Joachim raised seven fingers.
“Seven minutes must be up by now.”
Joachim shook his head. After a while he took the thermometer out of his mouth, looked at it, and said, “Yes, when you pay close attention to it—time, I mean—it goes very slowly. I truly like measuring my temperature four times a day, because it makes you notice what one minute, or even seven, actually means—especially since the seven days of a week hang so dreadfully heavy on your hands here.”

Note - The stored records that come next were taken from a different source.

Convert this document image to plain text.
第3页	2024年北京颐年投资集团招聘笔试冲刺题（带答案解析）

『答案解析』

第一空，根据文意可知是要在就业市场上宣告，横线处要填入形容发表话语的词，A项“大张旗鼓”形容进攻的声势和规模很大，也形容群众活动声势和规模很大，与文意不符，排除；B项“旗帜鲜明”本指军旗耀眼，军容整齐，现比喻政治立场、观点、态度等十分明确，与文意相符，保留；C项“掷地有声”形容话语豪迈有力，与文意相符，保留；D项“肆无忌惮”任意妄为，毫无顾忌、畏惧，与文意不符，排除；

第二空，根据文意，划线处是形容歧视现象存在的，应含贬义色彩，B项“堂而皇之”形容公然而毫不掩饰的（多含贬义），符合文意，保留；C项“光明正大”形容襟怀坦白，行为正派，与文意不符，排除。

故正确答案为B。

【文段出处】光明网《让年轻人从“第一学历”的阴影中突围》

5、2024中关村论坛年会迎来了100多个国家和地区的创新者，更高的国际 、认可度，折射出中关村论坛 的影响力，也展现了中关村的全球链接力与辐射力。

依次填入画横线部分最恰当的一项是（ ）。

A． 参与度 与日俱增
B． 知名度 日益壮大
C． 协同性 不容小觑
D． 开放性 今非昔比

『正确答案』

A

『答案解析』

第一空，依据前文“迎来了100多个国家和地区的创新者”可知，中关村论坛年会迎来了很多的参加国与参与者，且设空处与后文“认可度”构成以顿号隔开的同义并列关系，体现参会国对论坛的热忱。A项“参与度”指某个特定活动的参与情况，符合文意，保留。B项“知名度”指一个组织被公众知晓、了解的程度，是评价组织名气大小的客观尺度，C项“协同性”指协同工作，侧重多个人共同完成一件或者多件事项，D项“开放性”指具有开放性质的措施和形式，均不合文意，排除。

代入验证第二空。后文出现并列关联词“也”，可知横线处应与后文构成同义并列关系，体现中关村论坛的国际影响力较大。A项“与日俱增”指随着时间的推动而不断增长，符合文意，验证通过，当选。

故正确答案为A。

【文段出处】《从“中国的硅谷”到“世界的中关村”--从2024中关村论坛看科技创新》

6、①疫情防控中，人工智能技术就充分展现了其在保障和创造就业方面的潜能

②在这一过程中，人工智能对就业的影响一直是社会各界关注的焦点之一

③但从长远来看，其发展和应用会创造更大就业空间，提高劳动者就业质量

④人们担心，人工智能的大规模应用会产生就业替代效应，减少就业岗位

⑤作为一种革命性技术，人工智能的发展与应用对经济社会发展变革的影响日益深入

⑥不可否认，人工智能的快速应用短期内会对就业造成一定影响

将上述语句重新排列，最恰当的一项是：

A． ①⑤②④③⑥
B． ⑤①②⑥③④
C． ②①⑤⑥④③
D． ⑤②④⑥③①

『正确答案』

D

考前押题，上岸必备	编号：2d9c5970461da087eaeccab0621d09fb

“You said ‘actually.’ But ‘actually’ doesn’t apply,” Hans Castorp responded. He was sitting with one thigh hiked up on the railing; the whites of his eyes were bloodshot. “There is nothing ‘actual’ about time. If it seems long to you, then it is long, and if it seems to pass quickly, then it’s short. But how long or how short it is in actuality, no one knows.”
He was not at all used to philosophizing, and yet felt some urge to do so.
Joachim contested this. “Why is that? No. We do measure it. We have clocks and calendars, and when a month has passed, then it’s passed—for you and me and everyone.”